Vetrano è arrivato da pochi giorni nel carcere di Marassi, Castellani già interrogato. Sospetti su maxi-riciclaggio attraverso un giro di false fatture

05 Aprile 2024

Genova, la Dda a caccia degli affari dei clan siciliani all'ombra della Lanterna, estradato il boss

L’uomo che secondo la Procura era l'emissario dei clan siciliani in Liguria è stato estradato dalla Spagna e si trova nel carcere di Marassi, dove potrebbe essere sentito a breve dagli inquirenti. Nel frattempo è stato sottoposto a un interrogatorio fiume il suo braccio destro, basista fisso a Genova. Sono le due novità cruciali emerse nelle ultime ore dall’inchiesta che alla fine di febbraio aveva portato all’arresto di Salvatore Vetrano, 53 anni, titolare di Liguria Surgelati srl; della moglie Anna Bruno, 39 anni, e dell’imprenditore cinquantatreenne Mauro Castellani. Sono accusati in primis d’una maxi-frode finanziaria: a parere dell'accusa, con un più che articolato sistema di fatture fasulle e triangolazioni societarie internazionali, hanno sottratto almeno 3 milioni di Iva, compiendo operazioni sospette per un potenziale imponibile di 32 milioni. E però secondo il pm antimafia Federico Manotti il gruppo era foraggiato dalle cosche di Capaci-Isola delle Femmine.

Vetrano e Bruno erano stati bloccati a Vigo, in Spagna, uno dei luoghi dove dimoravano abitualmente oltre al capoluogo ligure, città in cui nel quartiere della Foce risiede uno dei figli, allo stato a piede libero ancorché sottoposto ad accertamenti. Agli arresti domiciliari erano finiti invece Giuseppe Licata, 55 anni, e Sebastiana Germano, 47 anni, ritenuti collaboratori comunque fondamentali dei tre principali inquisiti. Difficile, al momento, capire se in particolare Vetrano - lo difende l’avvocata Laura Razetto - accetterà di parlare con i pubblici ministeri (davanti al giudice dell’indagine preliminare si è avvalso della facoltà di non rispondere, ma diversa potrebbe essere la scelta al cospetto di emissari della Procura). Avvolta da un profondo riserbo è invece l’audizione di Castellani, che pure si è protratta a lungo.
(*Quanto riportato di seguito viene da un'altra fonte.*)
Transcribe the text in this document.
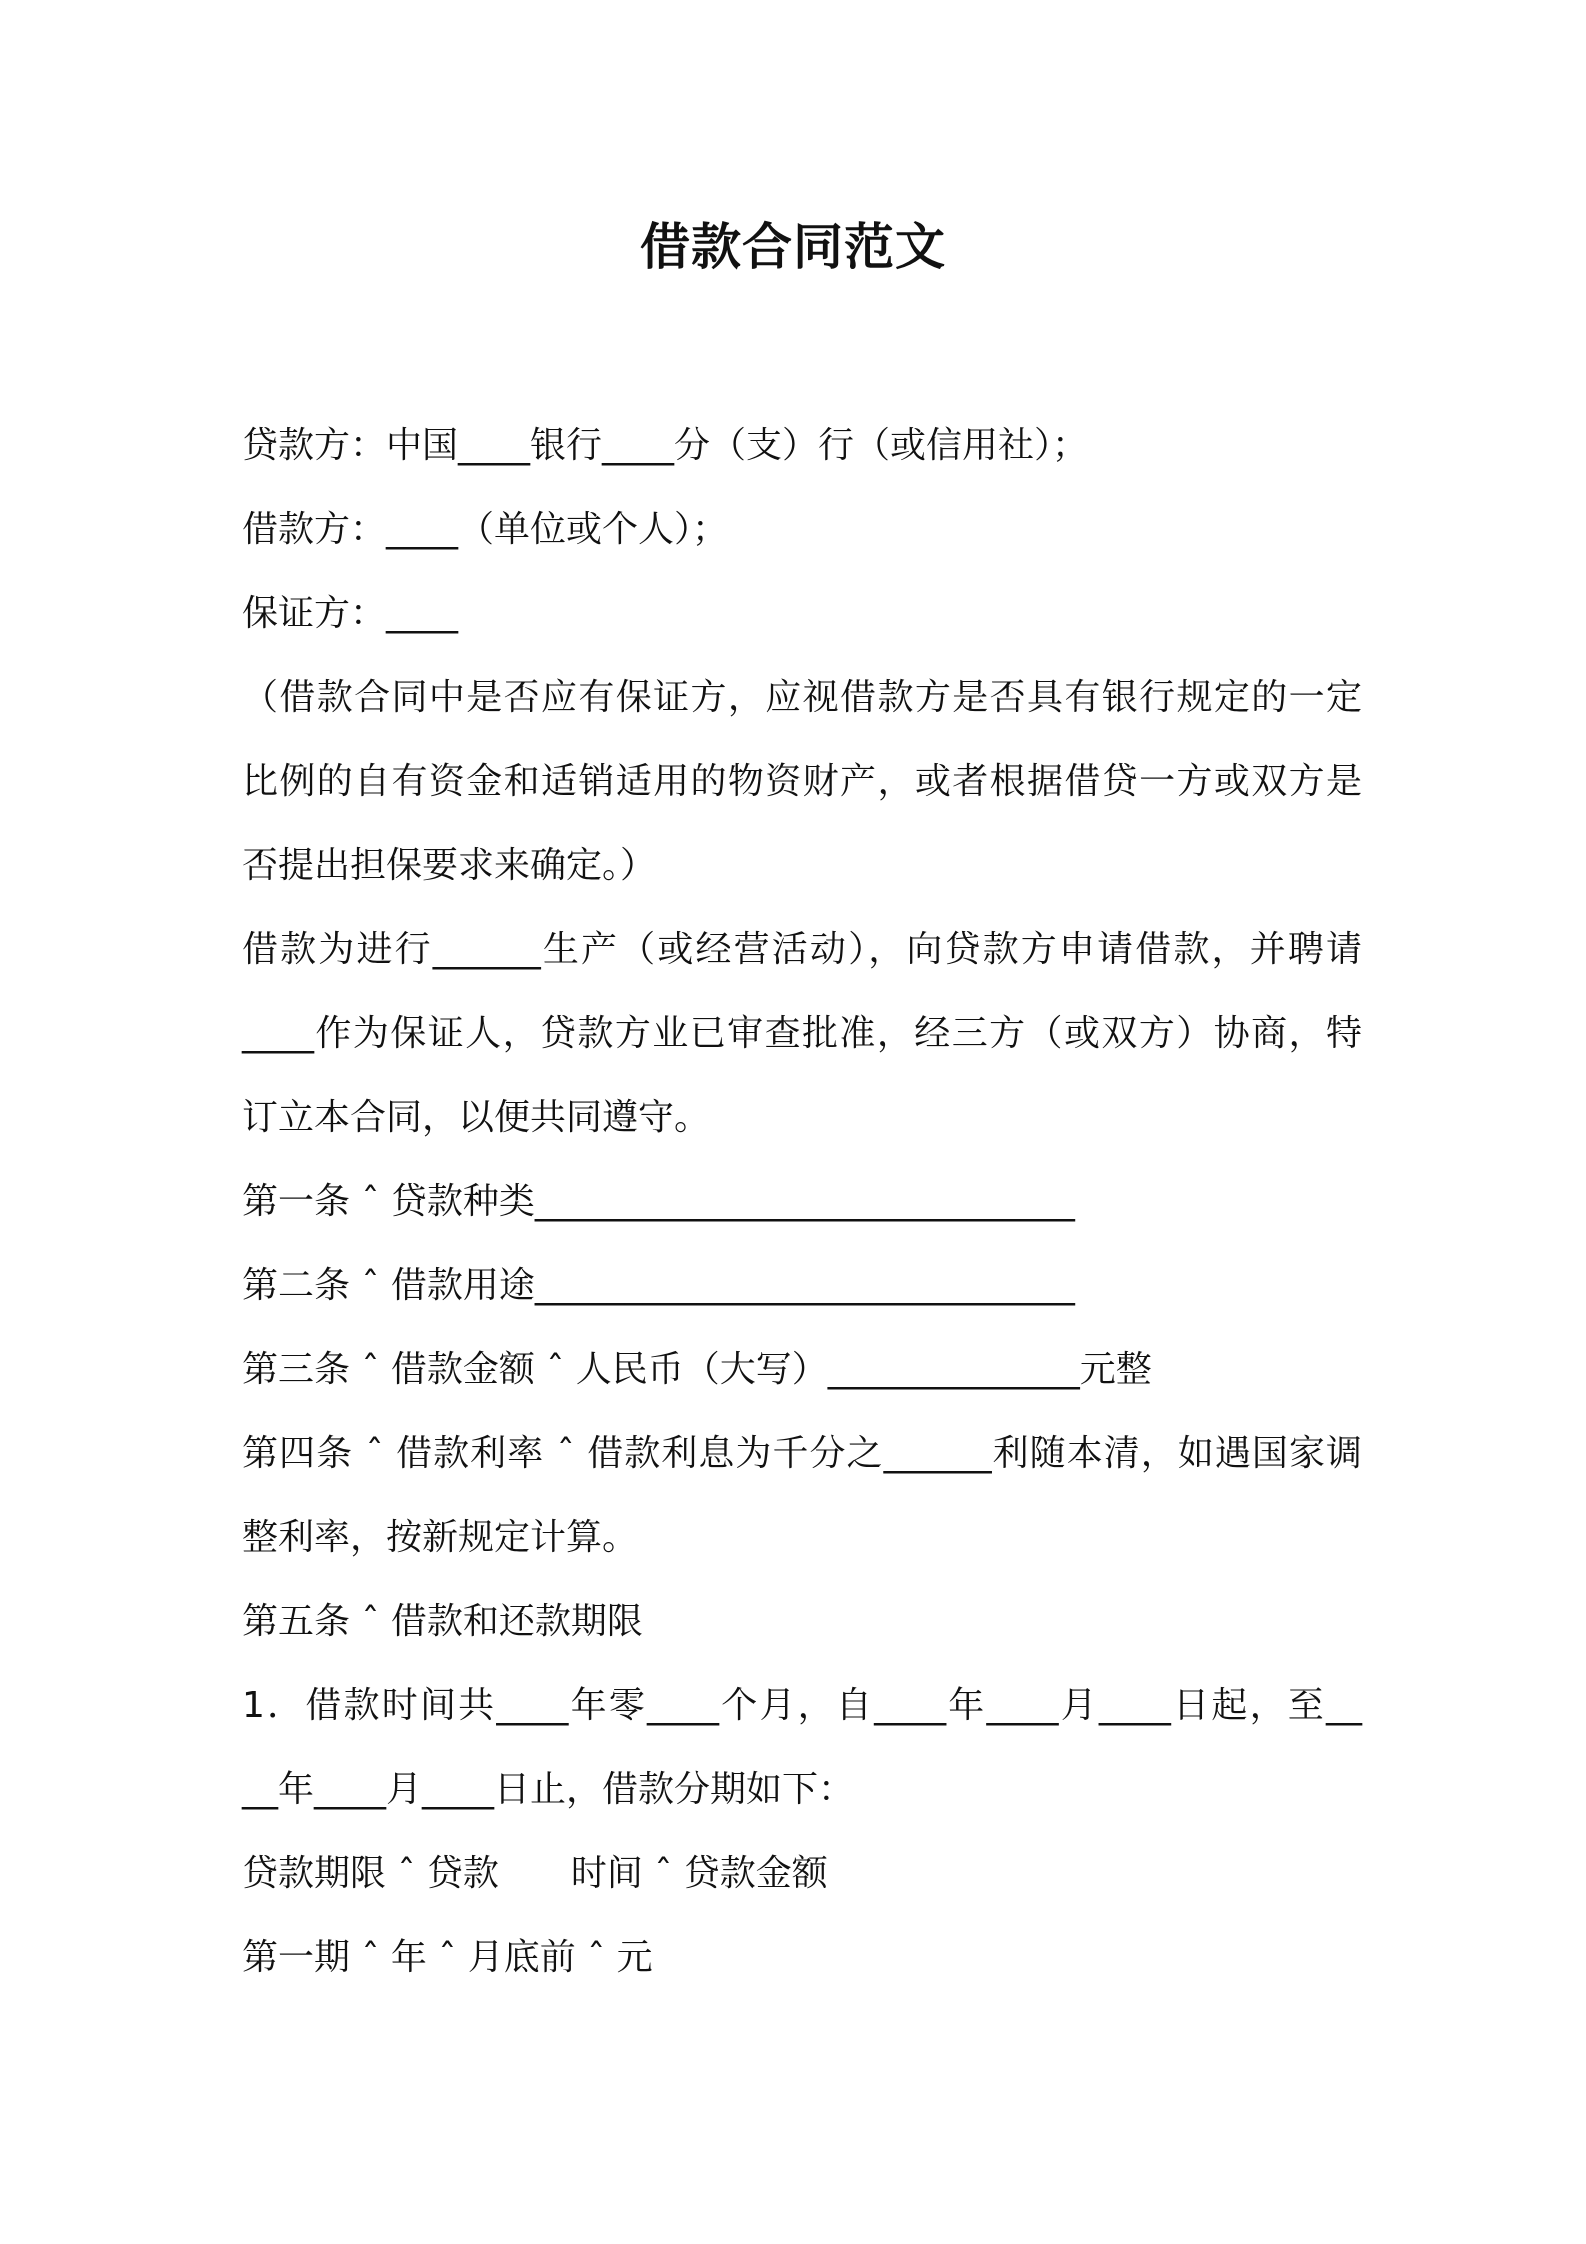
借款合同范文
贷款方：中国____银行____分（支）行（或信用社）；
借款方：____（单位或个人）；
保证方：____
（借款合同中是否应有保证方，应视借款方是否具有银行规定的一定
比例的自有资金和适销适用的物资财产，或者根据借贷一方或双方是
否提出担保要求来确定。）
借款为进行______生产（或经营活动），向贷款方申请借款，并聘请
____作为保证人，贷款方业已审查批准，经三方（或双方）协商，特
订立本合同，以便共同遵守。
第一条 ˆ 贷款种类______________________________
第二条 ˆ 借款用途______________________________
第三条 ˆ 借款金额 ˆ 人民币（大写）______________元整
第四条 ˆ 借款利率 ˆ 借款利息为千分之______利随本清，如遇国家调
整利率，按新规定计算。
第五条 ˆ 借款和还款期限
1．借款时间共____年零____个月，自____年____月____日起，至__
__年____月____日止，借款分期如下：
贷款期限 ˆ 贷款　　时间 ˆ 贷款金额
第一期 ˆ 年 ˆ 月底前 ˆ 元
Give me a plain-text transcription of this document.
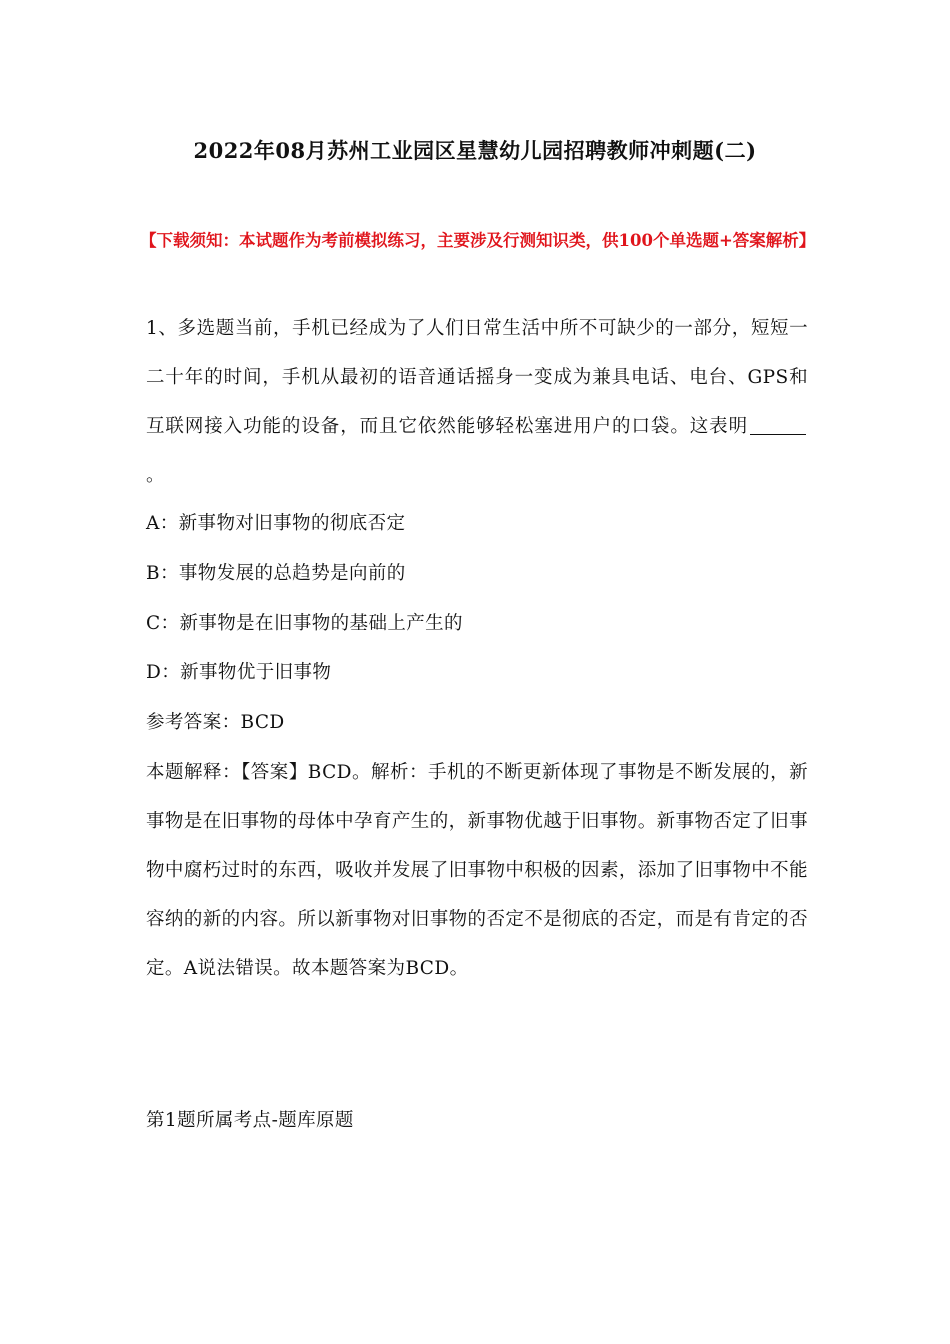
2022年08月苏州工业园区星慧幼儿园招聘教师冲刺题(二)
【下载须知：本试题作为考前模拟练习，主要涉及行测知识类，供100个单选题+答案解析】
1、多选题当前，手机已经成为了人们日常生活中所不可缺少的一部分，短短一二十年的时间，手机从最初的语音通话摇身一变成为兼具电话、电台、GPS和互联网接入功能的设备，而且它依然能够轻松塞进用户的口袋。这表明。
A：新事物对旧事物的彻底否定
B：事物发展的总趋势是向前的
C：新事物是在旧事物的基础上产生的
D：新事物优于旧事物
参考答案：BCD
本题解释：【答案】BCD。解析：手机的不断更新体现了事物是不断发展的，新事物是在旧事物的母体中孕育产生的，新事物优越于旧事物。新事物否定了旧事物中腐朽过时的东西，吸收并发展了旧事物中积极的因素，添加了旧事物中不能容纳的新的内容。所以新事物对旧事物的否定不是彻底的否定，而是有肯定的否定。A说法错误。故本题答案为BCD。
第1题所属考点-题库原题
Uno degli obiettivi degli investigatori è capire quanto fosse vicino all’organizzazione uno dei personaggi nodali della vicenda, sebbene il suo nome non fosse stato iscritto sul registro degli indagati nel filone principale. Si tratta di Pietro Bruno, 78 anni, padre di Anna ovvero la moglie Vetrano. All’inizio degli Anni Novanta era stato individuato personalmente da Totò Riina come capo della consorteria di Capaci-Isola delle Femmine.

Bruno è stato condannato due volte per associazione mafiosa e dopo il blitz che ha portato in cella la figlia, ha a sua volta ricevuto un avviso di garanzia. A lui, dopo il ritrovamento di oltre 120 mila euro in contanti nell’alloggio della Foce dove abitava sebbene fosse intestato a un familiare, i pm contestano il reato di ricettazione aggravata «dall’aver agevolato cosa nostra». I rilievi sono alle battute iniziali, ma gli inquirenti hanno le idee chiare sui possibili sviluppi. L’ipotesi cui lavorano i magistrati è che la somma trovata nascosta nell’abitazione fosse una sorta di vitalizio pagato dalla mafia al medesimo Bruno. Il quale, dopo essere stato scarcerato dal penitenziario di Marassi dove aveva finito di scontare la sua pena, aveva scelto di vivere a Genova.